L’Espagne et les Pays-Bas ont également établi des partenariats avec des organisations qui aident les autorités à traiter l’afflux d’animaux de contrebande. Alors que de nombreux agents des postes de contrôle frontaliers n’ont pas l’expertise ou la capacité de déterminer si un animal de contrebande présente un risque (par exemple, s’il est venimeux ou porteur d’un virus), ces pays ont établi des liens étroits avec des organisations et des experts locaux qui peuvent aider à résoudre exactement ces questions, explique M. Orenstein. Le coût de l’absence de ce réseau peut avoir des conséquences dramatiques : Aux Philippines, par exemple, 339 perroquets ont été confisqués et tués après que les agents de contrôle des frontières ont soupçonné à tort que les oiseaux étaient porteurs d’un virus dangereux.

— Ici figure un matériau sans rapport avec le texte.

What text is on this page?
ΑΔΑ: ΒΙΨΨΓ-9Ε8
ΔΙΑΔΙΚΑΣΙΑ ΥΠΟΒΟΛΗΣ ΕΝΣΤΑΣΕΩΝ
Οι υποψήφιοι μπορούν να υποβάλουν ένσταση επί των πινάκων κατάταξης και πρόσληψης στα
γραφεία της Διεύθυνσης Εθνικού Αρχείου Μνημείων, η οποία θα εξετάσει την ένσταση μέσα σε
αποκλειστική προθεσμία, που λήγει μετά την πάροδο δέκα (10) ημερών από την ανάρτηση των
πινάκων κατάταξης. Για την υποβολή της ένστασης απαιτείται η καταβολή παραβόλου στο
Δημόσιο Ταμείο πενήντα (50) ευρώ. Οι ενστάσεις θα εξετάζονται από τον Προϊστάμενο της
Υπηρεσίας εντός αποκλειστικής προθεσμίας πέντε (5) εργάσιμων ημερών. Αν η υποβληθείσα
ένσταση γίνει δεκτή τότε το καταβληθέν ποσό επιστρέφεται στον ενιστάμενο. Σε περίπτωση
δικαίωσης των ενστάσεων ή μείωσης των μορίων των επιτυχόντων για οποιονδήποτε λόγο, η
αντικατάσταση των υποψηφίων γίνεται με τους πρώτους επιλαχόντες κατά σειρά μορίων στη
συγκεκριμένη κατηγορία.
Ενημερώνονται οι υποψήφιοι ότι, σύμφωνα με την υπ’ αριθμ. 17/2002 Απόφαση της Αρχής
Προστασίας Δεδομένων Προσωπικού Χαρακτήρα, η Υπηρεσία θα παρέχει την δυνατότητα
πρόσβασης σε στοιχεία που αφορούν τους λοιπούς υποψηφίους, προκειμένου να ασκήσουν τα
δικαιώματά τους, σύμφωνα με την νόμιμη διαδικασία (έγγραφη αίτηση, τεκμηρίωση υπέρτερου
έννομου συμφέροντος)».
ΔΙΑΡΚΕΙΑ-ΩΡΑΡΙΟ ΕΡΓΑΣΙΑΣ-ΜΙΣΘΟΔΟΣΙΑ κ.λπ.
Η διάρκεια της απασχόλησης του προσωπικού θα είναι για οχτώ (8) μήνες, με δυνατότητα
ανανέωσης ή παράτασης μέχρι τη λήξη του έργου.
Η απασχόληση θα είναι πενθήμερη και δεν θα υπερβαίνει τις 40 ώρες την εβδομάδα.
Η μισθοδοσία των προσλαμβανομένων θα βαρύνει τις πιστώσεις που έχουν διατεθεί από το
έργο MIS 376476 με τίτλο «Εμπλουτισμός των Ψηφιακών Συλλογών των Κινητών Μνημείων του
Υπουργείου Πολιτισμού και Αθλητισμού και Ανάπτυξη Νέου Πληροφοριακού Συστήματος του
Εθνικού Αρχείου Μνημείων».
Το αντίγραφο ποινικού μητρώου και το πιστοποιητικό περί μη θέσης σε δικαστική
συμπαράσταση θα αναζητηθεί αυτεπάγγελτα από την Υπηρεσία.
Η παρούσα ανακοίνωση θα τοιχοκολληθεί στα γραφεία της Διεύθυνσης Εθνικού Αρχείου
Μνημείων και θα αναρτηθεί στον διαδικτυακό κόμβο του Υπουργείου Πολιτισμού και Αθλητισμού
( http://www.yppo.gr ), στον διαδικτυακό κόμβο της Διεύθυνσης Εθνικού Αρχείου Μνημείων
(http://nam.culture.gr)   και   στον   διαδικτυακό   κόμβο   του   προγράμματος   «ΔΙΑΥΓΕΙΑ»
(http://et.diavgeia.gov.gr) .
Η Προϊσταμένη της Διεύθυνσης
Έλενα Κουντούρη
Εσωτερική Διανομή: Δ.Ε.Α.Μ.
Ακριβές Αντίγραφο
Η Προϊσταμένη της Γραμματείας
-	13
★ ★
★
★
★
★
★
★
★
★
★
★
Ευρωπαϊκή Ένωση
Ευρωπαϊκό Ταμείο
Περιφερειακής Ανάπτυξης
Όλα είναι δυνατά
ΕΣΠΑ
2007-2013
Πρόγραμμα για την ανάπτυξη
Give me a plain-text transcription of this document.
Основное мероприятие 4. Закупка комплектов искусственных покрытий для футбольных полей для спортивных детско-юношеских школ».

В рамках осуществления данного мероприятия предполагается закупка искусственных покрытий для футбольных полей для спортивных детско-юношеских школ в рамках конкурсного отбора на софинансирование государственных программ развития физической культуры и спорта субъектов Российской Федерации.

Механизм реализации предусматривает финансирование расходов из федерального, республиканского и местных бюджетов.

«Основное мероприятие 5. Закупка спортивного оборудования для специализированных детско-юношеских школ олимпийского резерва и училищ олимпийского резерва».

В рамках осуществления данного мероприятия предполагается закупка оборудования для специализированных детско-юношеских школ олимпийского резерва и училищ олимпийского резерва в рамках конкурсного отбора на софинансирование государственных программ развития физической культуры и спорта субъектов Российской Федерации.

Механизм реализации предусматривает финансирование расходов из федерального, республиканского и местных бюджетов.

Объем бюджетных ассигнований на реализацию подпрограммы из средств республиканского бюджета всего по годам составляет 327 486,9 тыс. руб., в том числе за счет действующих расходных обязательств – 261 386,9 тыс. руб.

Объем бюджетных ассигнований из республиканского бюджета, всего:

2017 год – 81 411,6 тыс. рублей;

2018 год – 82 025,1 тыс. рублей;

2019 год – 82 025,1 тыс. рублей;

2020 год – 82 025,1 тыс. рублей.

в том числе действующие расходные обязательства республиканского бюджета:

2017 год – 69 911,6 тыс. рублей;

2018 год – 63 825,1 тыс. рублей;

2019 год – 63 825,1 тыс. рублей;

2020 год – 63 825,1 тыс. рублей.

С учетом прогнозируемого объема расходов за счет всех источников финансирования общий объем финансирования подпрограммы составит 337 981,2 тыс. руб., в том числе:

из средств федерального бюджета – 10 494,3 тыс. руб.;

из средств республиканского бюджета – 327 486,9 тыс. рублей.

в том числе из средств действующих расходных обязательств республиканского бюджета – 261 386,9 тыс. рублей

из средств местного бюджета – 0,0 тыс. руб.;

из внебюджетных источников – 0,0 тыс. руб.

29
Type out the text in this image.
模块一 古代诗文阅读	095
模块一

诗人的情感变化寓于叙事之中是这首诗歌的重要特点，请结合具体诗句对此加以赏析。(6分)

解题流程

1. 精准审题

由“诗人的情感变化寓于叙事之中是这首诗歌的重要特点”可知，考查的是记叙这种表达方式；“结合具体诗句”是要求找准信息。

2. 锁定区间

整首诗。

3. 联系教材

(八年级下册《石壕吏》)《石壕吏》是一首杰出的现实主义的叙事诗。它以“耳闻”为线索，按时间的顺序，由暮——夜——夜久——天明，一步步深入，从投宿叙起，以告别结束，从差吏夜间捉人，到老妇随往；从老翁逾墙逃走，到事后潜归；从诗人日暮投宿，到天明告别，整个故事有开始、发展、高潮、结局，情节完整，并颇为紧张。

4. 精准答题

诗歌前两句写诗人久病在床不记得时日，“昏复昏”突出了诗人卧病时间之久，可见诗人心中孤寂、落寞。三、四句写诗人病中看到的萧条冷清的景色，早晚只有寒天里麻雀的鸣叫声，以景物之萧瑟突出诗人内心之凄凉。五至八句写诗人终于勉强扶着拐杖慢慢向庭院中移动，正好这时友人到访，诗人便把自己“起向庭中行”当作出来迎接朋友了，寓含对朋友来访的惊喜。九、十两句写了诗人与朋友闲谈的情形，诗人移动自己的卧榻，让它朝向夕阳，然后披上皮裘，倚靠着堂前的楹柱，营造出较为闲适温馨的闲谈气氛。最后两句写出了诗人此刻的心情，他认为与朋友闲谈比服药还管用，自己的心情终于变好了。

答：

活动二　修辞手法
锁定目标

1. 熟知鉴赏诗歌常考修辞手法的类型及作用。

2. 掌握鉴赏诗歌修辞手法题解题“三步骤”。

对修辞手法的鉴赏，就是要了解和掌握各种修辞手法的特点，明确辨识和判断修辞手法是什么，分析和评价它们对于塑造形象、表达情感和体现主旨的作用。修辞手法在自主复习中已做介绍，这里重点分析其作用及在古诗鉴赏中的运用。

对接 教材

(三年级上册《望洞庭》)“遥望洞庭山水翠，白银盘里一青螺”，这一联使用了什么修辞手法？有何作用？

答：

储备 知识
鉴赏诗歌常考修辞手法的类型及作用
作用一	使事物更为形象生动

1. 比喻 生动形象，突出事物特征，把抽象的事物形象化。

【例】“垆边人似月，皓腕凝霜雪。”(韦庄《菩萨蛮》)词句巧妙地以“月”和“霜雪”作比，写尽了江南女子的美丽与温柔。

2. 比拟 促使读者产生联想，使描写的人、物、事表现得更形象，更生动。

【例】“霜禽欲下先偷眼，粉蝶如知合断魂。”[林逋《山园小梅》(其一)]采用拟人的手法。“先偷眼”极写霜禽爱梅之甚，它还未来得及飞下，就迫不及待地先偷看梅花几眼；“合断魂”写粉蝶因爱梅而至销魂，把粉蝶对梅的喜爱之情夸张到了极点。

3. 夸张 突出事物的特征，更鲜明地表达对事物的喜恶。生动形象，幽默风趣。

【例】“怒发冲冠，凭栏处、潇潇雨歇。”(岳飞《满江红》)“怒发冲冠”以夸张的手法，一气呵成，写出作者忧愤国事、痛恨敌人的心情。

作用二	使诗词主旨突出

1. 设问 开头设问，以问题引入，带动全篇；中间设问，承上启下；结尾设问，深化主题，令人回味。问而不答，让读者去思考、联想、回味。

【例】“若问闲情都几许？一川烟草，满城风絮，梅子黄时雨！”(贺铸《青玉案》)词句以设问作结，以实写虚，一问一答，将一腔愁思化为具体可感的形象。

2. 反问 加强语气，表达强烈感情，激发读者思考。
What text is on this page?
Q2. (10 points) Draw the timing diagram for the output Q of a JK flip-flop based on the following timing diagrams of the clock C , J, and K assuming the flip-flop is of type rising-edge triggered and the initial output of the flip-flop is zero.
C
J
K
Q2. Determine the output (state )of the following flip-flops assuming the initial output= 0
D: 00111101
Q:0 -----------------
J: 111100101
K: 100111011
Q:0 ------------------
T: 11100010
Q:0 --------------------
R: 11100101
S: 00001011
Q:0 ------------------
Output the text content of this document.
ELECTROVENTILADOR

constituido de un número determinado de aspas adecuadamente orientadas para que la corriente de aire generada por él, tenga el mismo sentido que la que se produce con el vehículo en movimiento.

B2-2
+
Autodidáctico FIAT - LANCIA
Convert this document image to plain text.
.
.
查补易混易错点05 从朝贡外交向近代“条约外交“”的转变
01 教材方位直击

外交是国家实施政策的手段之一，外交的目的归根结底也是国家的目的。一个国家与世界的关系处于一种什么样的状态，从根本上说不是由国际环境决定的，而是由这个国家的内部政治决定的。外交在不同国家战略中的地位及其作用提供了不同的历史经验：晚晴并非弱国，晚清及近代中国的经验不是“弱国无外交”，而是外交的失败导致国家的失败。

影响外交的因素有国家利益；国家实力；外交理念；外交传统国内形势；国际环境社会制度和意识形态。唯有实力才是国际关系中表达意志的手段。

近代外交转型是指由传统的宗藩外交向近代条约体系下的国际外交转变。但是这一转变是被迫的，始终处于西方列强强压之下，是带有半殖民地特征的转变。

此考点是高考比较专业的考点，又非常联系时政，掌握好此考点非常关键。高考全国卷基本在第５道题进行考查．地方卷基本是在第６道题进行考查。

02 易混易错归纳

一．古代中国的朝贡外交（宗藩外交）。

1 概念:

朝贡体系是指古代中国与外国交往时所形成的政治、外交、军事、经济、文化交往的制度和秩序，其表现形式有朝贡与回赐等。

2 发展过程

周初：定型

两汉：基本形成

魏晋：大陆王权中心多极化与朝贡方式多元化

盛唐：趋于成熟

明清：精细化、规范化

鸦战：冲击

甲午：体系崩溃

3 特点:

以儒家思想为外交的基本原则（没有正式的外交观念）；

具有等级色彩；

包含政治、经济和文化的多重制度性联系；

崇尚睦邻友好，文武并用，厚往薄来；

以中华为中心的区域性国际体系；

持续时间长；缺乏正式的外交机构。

Pour s’attaquer à ce problème, il faudra également collaborer avec les pays pour faciliter le rapatriement, construire des centres de sauvetage supplémentaires et fournir des ressources de base aux installations de quarantaine afin que le poids de la responsabilité n’incombe pas uniquement aux zoos, affirment les experts. En outre, les centres de sauvetage doivent fonctionner selon un modèle financièrement viable, explique M. Lelanchon, car beaucoup d’entre eux peuvent finir par devenir des installations de mauvaise qualité qui ne peuvent pas assurer le bien-être des animaux à long terme. Un moyen d’y parvenir, dit-il, serait que les contrevenants paient une taxe supplémentaire destinée à la prise en charge des animaux passés en contrebande.

Trouver l’argent et l’intérêt politique pour développer une meilleure infrastructure pour les animaux confisqués est plus facile à dire qu’à faire. En Norvège, Øystein Storkersen, l’un des principaux responsables desconseiller à l’Agence norvégienne pour l’environnement, a déjà tenté de créer un centre de sauvetage et de réhabilitation. Storkersen n’a pas répondu aux demandes d’interview, mais selon Sollund, le gouvernement ne voulait pas financer le projet.

“C’est pourquoi nous avons vu, pendant toutes ces années, toutes ces solutions ad hoc”, dit Sollund. À moins que le pays ne s’engage à faire de réels changements, dit Sollund, les animaux confisqués arrêtés aux frontières norvégiennes pourraient continuer à subir un double sort cruel. “Les victimes ici sont les animaux : Ils sont d’abord victimes du trafic, puis ils sont tués par les autorités.”